Однако организованное Екатериной действо было рассчитано и на более широкую аудиторию. Слухи о произошедшем должны были дойти до всех мало-мальски образованных людей в Петербурге, а потом и других городах страны, а предание об этом – сохраниться в потомстве. Главным тут оказывалось вмешательство монархини, готовой ради восстановления справедивости и покровительства влюбленным призвать к порядку даже самых знатных вельмож. Этот мифологический образ государыни отразился, как известно, в том числе, в «Капитанской дочке» (см.: Лопатин 2003).

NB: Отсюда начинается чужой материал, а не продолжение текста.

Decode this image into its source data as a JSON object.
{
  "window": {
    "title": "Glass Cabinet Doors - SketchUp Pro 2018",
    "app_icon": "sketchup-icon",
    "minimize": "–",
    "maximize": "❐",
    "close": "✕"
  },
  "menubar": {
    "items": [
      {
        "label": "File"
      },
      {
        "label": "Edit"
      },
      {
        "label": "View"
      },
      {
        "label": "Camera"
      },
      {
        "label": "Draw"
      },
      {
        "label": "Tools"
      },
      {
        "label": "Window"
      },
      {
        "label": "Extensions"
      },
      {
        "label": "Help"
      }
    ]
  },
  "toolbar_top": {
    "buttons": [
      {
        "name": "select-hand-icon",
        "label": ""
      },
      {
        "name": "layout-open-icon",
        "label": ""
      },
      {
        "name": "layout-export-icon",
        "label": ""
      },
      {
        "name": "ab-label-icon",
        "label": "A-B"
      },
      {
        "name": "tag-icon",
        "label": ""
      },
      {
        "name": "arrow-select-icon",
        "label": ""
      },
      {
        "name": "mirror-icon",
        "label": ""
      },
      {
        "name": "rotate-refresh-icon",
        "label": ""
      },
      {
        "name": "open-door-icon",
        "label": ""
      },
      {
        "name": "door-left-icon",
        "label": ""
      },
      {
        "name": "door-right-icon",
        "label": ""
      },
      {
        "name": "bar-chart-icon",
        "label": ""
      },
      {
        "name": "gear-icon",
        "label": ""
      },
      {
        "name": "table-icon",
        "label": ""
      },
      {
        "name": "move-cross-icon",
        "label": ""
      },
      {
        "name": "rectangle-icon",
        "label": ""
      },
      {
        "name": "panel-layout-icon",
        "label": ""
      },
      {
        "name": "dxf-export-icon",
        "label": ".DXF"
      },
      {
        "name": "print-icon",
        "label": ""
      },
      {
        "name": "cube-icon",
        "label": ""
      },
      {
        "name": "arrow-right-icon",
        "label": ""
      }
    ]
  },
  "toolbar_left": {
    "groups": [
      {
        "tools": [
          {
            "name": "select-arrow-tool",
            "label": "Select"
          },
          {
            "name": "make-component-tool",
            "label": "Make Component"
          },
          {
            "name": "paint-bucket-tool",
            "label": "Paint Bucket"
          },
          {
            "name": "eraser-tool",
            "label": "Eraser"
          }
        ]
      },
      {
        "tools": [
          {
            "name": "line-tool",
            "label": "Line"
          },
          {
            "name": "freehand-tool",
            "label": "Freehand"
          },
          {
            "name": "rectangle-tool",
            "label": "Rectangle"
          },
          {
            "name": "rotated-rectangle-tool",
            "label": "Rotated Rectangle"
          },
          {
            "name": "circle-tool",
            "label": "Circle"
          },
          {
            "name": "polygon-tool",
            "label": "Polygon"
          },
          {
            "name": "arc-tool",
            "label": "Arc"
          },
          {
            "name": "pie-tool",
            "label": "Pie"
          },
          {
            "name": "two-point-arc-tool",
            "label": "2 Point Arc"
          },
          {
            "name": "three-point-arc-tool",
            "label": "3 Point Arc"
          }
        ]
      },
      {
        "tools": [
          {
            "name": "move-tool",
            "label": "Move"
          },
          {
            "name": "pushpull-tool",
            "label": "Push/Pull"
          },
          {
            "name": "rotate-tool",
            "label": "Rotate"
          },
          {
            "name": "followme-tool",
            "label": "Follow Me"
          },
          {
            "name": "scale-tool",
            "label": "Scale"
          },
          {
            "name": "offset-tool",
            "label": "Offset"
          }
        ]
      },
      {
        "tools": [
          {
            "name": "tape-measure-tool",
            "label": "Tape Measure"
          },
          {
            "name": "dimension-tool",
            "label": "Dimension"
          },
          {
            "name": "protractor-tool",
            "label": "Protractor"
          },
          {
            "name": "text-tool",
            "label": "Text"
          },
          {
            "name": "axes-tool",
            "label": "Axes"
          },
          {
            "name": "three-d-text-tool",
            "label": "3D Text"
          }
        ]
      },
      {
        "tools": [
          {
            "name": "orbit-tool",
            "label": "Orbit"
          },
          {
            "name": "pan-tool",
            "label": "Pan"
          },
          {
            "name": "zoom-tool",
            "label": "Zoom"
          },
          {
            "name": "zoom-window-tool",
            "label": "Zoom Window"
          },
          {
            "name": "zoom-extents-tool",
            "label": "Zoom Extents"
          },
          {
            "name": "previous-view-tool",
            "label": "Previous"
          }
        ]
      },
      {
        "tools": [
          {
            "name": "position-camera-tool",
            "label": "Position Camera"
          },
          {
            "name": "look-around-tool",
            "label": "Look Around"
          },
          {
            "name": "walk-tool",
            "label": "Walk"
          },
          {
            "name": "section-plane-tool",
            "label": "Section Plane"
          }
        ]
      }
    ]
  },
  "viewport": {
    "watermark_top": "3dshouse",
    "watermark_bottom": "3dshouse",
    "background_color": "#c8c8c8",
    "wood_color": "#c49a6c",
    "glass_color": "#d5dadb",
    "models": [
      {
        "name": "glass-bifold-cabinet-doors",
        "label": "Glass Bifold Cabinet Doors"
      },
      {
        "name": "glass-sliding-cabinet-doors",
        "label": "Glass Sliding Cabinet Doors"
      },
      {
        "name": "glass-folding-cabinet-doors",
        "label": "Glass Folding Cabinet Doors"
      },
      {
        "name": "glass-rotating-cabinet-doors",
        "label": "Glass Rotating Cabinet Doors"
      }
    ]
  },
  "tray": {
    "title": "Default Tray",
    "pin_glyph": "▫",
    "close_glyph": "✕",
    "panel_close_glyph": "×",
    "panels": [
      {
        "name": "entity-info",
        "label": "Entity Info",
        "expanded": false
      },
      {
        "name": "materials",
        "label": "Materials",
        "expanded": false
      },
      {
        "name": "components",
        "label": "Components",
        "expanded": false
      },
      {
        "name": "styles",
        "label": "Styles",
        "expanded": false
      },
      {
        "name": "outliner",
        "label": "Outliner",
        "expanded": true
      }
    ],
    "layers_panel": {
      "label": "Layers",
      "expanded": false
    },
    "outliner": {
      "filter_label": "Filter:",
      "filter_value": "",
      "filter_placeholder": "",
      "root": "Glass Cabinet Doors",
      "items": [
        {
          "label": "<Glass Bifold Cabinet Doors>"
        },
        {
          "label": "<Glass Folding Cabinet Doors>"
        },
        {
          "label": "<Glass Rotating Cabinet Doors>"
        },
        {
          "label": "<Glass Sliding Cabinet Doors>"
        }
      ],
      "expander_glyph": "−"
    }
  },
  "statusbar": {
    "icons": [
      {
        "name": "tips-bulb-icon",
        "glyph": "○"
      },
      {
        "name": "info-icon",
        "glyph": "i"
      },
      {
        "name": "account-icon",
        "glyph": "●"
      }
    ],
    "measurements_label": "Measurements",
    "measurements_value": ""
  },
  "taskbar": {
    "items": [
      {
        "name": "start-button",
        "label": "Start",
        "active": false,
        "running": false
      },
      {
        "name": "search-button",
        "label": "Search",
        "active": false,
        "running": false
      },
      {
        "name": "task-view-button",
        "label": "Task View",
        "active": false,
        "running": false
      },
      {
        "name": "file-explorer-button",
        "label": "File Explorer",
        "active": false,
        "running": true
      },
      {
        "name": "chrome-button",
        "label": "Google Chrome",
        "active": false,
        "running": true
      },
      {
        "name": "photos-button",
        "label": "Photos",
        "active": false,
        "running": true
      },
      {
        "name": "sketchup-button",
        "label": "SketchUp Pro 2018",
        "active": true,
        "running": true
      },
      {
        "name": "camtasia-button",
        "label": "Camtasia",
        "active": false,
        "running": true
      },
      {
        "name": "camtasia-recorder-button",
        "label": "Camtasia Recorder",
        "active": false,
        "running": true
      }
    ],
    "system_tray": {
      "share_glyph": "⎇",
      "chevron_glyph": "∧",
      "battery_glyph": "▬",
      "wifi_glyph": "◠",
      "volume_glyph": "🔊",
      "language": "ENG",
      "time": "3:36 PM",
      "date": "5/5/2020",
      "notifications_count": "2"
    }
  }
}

Именно так должно было выглядеть дарование подданным души, о котором писал неизвестный автор «Надписи к статуе Петра Великого».
Избранный круг
В историко-культурной перспективе есть нечто глубоко символическое в том, что сформированная в инкубаторе «новой породы людей» Глафира Алымова, побыв фрейлиной при дворе, вышла замуж за масона. Конечно, в первые десятилетия екатеринского царствования масонство было в моде, вольным каменщиком был, в частности, и другой соискатель ее руки – граф Брюль (см.: Корберон 1907: 13–14). Однако Глафира Ивановна связала свою судьбу не с рядовым членом ложи. Алексей Андреевич Ржевский был «великим провинциальным мастером работ на русском языке» Провинциальной великой ложи в Петербурге, «Капитула Феникса», стремившегося вобрать себя масонские ложи разных толков и направлений. В 1780-х годах московские розенкрейцеры, объединившиеся вокруг Н. И. Новикова, доверили ему надзор за работой «теоретического градуса соломонских наук» в Петербурге, служившего своего рода переходным этапом от низших масонских степеней к постижению высших практических познаний, которым занимались члены ордена Злато-розового креста (Новиков 1994: 29–30; ср.: Серков 2001: 956, 970, 981; подробнее о «теоретическом градусе» см.: Кондаков 2012). Именно в этой среде родилась концепция нравственного преображения личности, не менее радикальная, чем та, которую пытались реализовать Екатерина и Бецкой, но построенная на совершенно иных основаниях.